To find the coefficient of \( x^9 \) in the expansion of \( \left( x^3 + \frac{1}{2^{\log \sqrt{2}(x^{3/2})}} \right)^{11} \), we will follow these steps: ### Step 1: Simplify the logarithmic expression We start with the term \( \frac{1}{2^{\log \sqrt{2}(x^{3/2})}} \).
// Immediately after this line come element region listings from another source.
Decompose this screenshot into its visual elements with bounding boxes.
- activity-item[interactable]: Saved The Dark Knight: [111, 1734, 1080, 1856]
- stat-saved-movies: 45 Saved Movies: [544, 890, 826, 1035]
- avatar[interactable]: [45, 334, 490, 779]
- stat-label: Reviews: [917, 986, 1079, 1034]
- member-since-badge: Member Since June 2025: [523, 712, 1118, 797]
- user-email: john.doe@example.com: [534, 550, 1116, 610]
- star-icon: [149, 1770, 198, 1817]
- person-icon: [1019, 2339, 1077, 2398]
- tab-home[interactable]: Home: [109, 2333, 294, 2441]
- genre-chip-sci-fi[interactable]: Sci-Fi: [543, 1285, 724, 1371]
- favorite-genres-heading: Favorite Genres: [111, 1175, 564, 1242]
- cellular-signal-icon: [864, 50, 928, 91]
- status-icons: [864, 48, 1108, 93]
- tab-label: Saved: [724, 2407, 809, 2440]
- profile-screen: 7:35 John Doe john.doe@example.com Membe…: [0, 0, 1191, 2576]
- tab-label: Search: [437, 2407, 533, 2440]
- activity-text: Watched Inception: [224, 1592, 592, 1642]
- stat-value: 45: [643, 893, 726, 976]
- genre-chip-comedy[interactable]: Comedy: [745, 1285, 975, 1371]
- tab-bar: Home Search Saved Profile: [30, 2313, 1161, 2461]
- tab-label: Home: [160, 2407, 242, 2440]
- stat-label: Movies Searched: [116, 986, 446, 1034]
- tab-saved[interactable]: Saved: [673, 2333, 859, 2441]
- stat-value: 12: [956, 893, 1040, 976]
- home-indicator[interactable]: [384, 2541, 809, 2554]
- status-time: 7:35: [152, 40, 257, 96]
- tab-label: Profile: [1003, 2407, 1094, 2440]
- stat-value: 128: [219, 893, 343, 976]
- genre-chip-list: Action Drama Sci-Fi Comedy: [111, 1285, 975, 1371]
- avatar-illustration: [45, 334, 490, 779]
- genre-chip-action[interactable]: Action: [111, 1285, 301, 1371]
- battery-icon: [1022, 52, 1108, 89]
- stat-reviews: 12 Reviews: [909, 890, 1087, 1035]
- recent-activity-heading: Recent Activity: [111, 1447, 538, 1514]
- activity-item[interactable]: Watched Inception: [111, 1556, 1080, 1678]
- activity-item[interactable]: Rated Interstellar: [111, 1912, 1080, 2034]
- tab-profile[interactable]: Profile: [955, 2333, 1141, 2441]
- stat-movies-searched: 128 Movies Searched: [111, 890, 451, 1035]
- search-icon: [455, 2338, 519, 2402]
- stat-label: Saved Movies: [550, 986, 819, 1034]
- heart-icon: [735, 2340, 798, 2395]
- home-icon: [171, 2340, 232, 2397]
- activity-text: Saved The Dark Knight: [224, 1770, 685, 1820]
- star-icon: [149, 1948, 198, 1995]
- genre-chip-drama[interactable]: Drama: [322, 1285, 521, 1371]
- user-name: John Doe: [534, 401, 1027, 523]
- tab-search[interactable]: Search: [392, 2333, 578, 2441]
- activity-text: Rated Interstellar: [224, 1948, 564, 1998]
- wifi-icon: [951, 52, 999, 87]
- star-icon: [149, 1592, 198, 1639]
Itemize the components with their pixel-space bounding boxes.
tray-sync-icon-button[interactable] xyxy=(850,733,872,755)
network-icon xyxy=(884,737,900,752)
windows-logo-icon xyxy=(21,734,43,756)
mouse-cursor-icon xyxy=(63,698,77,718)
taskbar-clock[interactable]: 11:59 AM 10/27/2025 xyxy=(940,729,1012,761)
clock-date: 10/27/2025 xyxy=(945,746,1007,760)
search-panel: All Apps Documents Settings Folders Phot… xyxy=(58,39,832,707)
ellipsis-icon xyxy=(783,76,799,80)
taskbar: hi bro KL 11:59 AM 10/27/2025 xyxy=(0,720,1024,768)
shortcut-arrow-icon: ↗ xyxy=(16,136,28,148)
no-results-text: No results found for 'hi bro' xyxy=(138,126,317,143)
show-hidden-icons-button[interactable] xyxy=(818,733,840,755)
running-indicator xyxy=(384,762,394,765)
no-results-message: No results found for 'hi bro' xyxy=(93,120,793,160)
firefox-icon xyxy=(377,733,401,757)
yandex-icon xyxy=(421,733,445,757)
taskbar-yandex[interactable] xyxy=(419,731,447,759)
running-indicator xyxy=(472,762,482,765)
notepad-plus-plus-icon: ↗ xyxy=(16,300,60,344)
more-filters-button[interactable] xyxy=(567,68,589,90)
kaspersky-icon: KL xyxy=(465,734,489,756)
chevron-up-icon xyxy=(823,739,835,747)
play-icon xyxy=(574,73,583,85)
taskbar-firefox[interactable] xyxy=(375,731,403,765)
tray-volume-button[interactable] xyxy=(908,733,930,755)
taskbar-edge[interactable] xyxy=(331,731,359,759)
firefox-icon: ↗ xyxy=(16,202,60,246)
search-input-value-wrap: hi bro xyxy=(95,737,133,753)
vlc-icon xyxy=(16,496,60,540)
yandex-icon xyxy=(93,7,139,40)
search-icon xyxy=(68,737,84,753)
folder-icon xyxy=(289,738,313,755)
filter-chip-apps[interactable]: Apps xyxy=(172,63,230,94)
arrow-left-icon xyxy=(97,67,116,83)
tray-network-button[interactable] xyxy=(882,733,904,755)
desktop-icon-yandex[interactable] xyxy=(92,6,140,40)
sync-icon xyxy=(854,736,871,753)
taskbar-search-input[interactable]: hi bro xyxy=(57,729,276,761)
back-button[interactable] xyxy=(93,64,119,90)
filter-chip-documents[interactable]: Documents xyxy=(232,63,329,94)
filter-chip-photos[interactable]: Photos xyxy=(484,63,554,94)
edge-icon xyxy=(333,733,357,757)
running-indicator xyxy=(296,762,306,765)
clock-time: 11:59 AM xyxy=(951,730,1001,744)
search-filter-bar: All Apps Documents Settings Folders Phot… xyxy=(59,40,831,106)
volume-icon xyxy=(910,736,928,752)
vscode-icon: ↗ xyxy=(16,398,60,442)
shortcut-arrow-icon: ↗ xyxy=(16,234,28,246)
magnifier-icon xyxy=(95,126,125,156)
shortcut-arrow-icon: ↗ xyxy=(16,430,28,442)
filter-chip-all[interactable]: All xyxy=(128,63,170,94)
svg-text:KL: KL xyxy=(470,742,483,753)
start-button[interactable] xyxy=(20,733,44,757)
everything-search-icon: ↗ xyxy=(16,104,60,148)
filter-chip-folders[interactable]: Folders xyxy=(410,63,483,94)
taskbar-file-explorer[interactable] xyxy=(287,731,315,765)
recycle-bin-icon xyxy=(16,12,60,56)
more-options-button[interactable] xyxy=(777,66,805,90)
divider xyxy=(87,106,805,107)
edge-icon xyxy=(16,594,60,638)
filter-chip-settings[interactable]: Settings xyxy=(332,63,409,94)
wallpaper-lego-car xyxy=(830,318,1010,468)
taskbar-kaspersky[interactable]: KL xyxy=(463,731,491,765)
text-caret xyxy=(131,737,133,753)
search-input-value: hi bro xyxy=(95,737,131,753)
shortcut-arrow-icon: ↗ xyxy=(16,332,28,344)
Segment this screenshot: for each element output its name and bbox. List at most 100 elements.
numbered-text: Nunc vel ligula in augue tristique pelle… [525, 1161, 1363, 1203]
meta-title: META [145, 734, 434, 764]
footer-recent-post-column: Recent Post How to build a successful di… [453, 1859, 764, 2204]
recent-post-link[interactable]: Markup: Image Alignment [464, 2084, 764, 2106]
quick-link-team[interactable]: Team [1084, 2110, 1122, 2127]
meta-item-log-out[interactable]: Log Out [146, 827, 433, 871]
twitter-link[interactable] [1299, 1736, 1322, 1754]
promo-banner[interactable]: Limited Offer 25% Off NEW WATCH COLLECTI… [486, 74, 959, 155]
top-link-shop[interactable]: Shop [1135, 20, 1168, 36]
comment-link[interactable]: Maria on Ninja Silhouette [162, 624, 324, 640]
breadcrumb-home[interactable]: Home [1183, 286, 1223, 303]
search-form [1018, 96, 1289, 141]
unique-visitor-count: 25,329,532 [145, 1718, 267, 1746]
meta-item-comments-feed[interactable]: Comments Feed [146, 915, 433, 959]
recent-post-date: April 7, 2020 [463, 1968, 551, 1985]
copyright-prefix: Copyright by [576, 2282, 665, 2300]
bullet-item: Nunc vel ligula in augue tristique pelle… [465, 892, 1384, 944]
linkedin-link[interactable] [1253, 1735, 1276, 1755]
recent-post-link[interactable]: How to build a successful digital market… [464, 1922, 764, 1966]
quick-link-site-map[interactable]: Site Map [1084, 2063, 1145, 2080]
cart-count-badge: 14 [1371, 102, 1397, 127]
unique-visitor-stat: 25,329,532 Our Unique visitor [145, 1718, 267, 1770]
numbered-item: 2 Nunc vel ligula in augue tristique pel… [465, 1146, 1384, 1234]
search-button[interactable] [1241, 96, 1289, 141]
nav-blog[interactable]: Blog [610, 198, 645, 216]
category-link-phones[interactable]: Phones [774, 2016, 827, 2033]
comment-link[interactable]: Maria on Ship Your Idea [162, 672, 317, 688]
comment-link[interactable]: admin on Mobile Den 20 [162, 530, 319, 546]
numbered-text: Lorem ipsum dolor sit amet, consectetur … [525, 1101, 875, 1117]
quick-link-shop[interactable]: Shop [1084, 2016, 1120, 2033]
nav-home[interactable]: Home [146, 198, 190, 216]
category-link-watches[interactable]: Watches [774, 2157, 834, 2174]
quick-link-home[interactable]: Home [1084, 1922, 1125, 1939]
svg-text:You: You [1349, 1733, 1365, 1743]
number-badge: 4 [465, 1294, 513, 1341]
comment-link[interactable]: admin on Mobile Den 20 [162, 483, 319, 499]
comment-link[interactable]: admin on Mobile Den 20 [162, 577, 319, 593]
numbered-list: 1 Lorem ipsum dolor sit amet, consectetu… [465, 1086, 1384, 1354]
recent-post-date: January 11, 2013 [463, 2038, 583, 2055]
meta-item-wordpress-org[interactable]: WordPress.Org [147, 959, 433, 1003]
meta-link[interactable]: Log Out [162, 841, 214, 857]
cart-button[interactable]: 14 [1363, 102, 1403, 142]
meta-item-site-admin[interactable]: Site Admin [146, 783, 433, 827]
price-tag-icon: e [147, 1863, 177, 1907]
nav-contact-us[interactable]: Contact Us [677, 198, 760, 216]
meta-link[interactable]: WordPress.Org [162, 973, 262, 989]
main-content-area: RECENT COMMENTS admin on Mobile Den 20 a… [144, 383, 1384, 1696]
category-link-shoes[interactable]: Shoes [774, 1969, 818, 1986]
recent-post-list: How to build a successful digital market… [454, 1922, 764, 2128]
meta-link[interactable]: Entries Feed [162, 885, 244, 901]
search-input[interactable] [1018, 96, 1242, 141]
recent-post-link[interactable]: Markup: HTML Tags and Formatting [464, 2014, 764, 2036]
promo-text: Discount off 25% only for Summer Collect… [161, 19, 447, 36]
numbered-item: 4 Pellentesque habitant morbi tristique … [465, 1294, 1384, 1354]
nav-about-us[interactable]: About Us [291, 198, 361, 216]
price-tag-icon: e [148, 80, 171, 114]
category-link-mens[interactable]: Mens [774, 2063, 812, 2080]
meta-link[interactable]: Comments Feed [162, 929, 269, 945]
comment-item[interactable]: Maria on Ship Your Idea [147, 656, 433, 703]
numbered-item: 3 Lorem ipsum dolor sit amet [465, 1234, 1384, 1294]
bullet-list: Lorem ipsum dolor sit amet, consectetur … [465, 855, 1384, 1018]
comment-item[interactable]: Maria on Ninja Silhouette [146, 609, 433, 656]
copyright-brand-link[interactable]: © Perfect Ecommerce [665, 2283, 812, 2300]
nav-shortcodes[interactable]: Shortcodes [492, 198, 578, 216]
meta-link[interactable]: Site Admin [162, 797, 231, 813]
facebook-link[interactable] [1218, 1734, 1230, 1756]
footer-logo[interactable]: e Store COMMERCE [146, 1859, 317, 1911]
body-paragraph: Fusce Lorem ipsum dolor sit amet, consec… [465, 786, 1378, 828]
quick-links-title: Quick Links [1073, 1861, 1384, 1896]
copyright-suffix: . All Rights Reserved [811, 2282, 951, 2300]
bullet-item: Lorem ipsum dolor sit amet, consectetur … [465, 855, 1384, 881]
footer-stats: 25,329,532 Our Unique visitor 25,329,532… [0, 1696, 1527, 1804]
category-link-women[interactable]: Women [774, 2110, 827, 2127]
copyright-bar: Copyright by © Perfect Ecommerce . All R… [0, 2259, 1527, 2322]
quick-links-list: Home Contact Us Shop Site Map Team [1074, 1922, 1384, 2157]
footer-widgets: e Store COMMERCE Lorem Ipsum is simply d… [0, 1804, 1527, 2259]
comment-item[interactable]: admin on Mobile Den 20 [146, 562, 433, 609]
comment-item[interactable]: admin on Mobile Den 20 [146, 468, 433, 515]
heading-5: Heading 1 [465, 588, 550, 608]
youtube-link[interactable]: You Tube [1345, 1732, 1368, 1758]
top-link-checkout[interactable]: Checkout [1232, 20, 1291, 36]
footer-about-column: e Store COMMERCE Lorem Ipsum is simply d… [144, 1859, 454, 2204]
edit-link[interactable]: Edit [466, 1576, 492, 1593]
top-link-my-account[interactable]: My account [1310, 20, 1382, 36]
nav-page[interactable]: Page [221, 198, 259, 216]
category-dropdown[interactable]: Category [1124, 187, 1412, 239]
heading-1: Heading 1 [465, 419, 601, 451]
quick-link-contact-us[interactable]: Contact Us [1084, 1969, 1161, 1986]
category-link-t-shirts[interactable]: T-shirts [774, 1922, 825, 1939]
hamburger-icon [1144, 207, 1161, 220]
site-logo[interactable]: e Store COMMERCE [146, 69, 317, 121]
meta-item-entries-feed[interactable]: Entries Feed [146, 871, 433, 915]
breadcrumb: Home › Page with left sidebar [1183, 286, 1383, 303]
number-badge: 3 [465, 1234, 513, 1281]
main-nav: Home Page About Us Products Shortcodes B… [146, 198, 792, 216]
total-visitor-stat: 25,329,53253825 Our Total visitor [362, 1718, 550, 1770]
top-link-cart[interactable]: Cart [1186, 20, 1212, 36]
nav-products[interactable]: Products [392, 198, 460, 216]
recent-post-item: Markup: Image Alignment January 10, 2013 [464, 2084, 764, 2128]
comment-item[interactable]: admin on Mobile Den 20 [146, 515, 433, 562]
Using the property of logarithms: \[ \log_a(b^c) = c \cdot \log_a(b) \] we can rewrite \( \log \sqrt{2}(x^{3/2}) \) as: \[ \log \sqrt{2}(x^{3/2}) = \frac{3}{2} \log \sqrt{2}(x) = \frac{3}{2} \cdot \frac{1}{\log 2} \cdot \log x \] Thus, \[ 2^{\log \sqrt{2}(x^{3/2})} = x^{3/2} \] This means: \[ \frac{1}{2^{\log \sqrt{2}(x^{3/2})}} = \frac{1}{x^{3/2}} \] ### Step 2: Rewrite the expression Now we can rewrite the original expression: \[ \left( x^3 + \frac{1}{x^{3/2}} \right)^{11} = \left( x^3 + x^{-3/2} \right)^{11} \] ### Step 3: Use the Binomial Theorem Using the Binomial Theorem, the general term \( T_{r+1} \) in the expansion is given by: \[ T_{r+1} = \binom{11}{r} (x^3)^{11-r} (x^{-3/2})^r \] This simplifies to: \[ T_{r+1} = \binom{11}{r} x^{3(11-r) - \frac{3}{2}r} = \binom{11}{r} x^{33 - 3r - \frac{3}{2}r} = \binom{11}{r} x^{33 - \frac{9r}{2}} \] ### Step 4: Set the exponent equal to 9 To find the coefficient of \( x^9 \), we set the exponent equal to 9: \[ 33 - \frac{9r}{2} = 9 \] Solving for \( r \): \[ 33 - 9 = \frac{9r}{2} \implies 24 = \frac{9r}{2} \implies 48 = 9r \implies r = \frac{48}{9} = \frac{16}{3} \] Since \( r \) must be an integer, we check our calculations. ### Step 5: Correct the exponent equation Revisiting the exponent equation: \[ 33 - \frac{9r}{2} = 9 \implies \frac{9r}{2} = 24 \implies 9r = 48 \implies r = 4 \] ### Step 6: Find the coefficient Now substituting \( r = 4 \) into the binomial coefficient: \[ T_{5} = \binom{11}{4} x^{9} \] Calculating \( \binom{11}{4} \): \[ \binom{11}{4} = \frac{11!}{4!(11-4)!} = \frac{11 \times 10 \times 9 \times 8}{4 \times 3 \times 2 \times 1} = \frac{7920}{24} = 330 \] ### Final Answer Thus, the coefficient of \( x^9 \) in the expansion is \( \boxed{330} \).